While most of us make the mistake of over-reacting to highly salient risks, Sunstein does the opposite. He makes the mistake of greatly exaggerating the risks of Global Warming. For the sake of argument, he makes up numbers. But the numbers are absurdly high, even when considering them as the likelihood that a risk will increase rather than the likelihood of an actual event happening or not.

When dealing with the uncertainty created by human actions, Sunstein also neglects uncertainty that already exists. The human component of global warming is small (and the greenhouse gas component of that is less than half). A large amount of uncertainty exists whether we reduce CO2 emissions or not. Building a particle accelerator creates a small, immeasurable risk of catastrophe. But Earth is surrounded by many particle accelerators which bombard the Earth and even produce collisions. Building one doesn't significantly affect the level of risk we face (and may provide us with knowledge that will help us avoid other risks).

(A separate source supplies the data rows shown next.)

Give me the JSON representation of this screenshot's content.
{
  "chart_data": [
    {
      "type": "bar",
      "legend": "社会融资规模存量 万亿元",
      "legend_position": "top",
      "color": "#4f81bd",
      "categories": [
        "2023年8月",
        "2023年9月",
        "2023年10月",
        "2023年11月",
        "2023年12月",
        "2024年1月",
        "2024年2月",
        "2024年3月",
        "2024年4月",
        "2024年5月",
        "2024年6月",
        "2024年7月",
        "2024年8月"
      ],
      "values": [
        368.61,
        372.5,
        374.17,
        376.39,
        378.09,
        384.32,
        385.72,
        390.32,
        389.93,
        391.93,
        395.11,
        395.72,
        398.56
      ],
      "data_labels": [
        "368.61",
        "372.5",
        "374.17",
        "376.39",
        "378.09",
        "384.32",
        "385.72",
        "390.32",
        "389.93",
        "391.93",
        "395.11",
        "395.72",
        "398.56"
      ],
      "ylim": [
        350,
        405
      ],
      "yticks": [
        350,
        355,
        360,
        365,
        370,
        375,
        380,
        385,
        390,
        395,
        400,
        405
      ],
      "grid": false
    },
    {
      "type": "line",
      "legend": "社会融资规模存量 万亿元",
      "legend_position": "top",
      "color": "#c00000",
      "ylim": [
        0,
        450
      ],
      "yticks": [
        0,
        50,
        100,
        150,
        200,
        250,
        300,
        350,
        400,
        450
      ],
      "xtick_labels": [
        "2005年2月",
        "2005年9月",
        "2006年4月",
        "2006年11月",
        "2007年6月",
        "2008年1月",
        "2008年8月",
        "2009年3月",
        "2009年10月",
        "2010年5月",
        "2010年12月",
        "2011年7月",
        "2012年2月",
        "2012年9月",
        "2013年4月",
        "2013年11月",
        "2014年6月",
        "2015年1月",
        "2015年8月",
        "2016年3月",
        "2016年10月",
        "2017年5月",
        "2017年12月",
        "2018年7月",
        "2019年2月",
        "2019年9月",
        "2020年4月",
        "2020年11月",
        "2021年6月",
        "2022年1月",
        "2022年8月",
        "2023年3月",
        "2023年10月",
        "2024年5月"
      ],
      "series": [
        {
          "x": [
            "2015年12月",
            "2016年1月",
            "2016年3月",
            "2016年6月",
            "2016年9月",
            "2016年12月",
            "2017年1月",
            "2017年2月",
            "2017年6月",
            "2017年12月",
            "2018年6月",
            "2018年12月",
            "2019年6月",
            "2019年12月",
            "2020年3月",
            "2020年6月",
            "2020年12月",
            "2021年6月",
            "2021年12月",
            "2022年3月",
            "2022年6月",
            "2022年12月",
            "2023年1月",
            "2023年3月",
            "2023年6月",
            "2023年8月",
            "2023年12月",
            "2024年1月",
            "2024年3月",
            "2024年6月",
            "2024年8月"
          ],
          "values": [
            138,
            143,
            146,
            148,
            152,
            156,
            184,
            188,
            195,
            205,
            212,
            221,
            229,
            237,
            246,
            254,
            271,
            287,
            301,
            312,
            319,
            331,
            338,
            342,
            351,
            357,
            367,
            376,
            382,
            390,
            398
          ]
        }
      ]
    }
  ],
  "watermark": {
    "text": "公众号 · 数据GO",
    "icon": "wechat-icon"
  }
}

The biggest qualm I have is that Sunstein advocates a policy of generational neutrality. He makes a good rhetorical argument, but logic is not on his side. He notes the consensus among economists that future lives should be discounted is unraveling. And unraveling is an apt term. The principle was long considered obvious to economists for the reason that it is obvious. When Sunstein asks whether the life a 10 year old today is worth more than the life of a 10 year in 2040, he quickly answers, as many would like to, "No." But he fails to consider the obvious; that a 10 year old now will have 10 year olds of his own in 2040.